Compte tenu de son objet, la présence de cet article est manifestement contraire à l'article 45 de la Constitution, il s'agit d'un « cavalier » qui ne présente aucun lien, même indirect, avec le projet de loi.

A cet égard, il convient de rappeler les conditions dans lesquelles le débat a eu lieu à l'Assemblée nationale sur l'amendement à l'origine de cette disposition et ceux qui l'ont suivi, le 17 février 2010 au soir. Immédiatement après l'adoption de cet amendement, la présentation d'un nouvel amendement, concernant la réforme des services à la personne, a donné lieu à un incident, l'opposition estimant que la commission des affaires économiques et le Gouvernement soutenaient l'insertion dans le texte de plusieurs « cavaliers ». Après une suspension de séance, et à la demande du président de la commission des affaires économiques, les amendements contestés ont tous été retirés. Ainsi, on peut considérer que l'article 9 est le premier d'une série de « cavaliers » et le seul à avoir été adopté.

Dès lors, votre commission a supprimé l'article 9.

Article 10 - Entrée en vigueur des dispositions relatives à l'entrepreneur individuel à responsabilité limitée

Pour les motifs déjà avancés à l'appui des modifications apportées à l'article 5, votre commission a complété le projet de loi par un nouvel article ayant pour objet de conditionner l'entrée en vigueur des articles concernant le statut d'entrepreneur individuel à responsabilité limitée à la publication de l'ordonnance destinée à adapter au patrimoine affecté les procédures collectives du livre VI du code de commerce.

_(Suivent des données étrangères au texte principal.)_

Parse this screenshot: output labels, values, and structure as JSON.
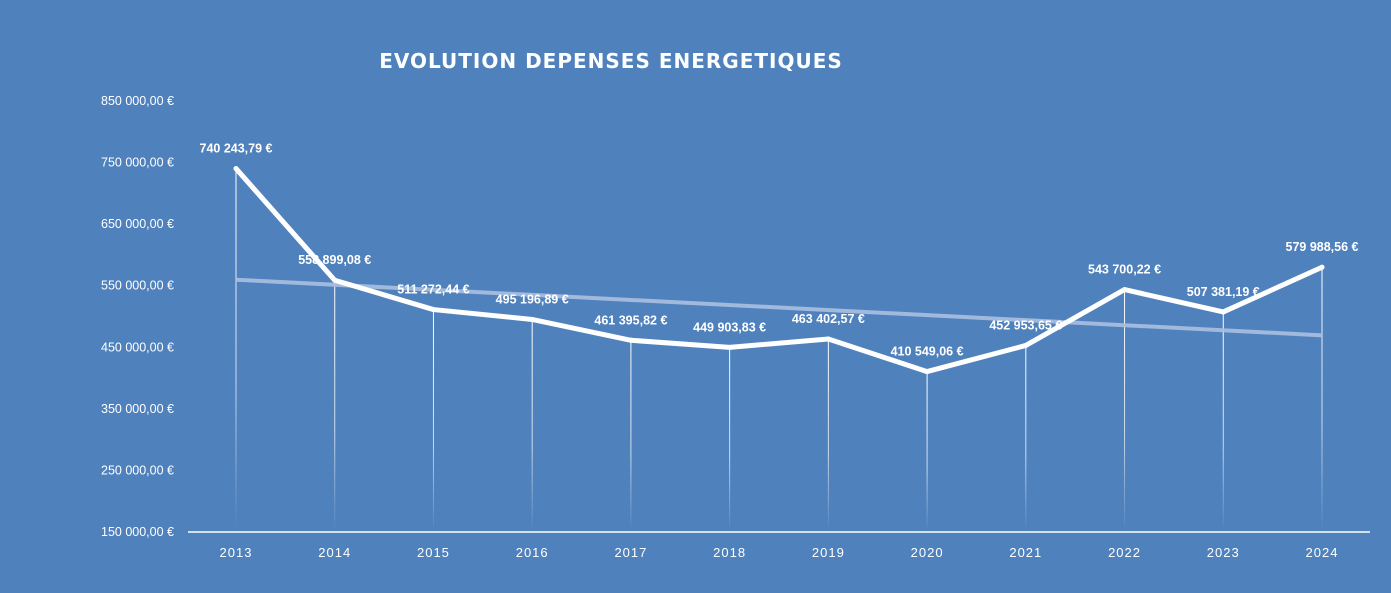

L'article 7, qui concerne les modalités d'évaluation des apports en nature lors de la constitution d'une société à responsabilité limitée ou d'une exploitation agricole à responsabilité limitée, et l'article 8, relatif à la mise en place du nouvel indice des loyers des activités tertiaires entreraient en vigueur dès la publication de la loi, dans la mesure où il ne concerne pas directement le statut d'entrepreneur individuel à responsabilité limitée.

* * *

Votre commission a adopté le projet de loi ainsi modifié.

* 31 Association pour le droit à l'initiative économique, Association nationale pour la transmission d'entreprise, France Active, France Initiative, le Réseau des boutiques de gestion, le Réseau Entreprendre, l'Union des couveuses, ainsi que l'Agence pour la création d'entreprise.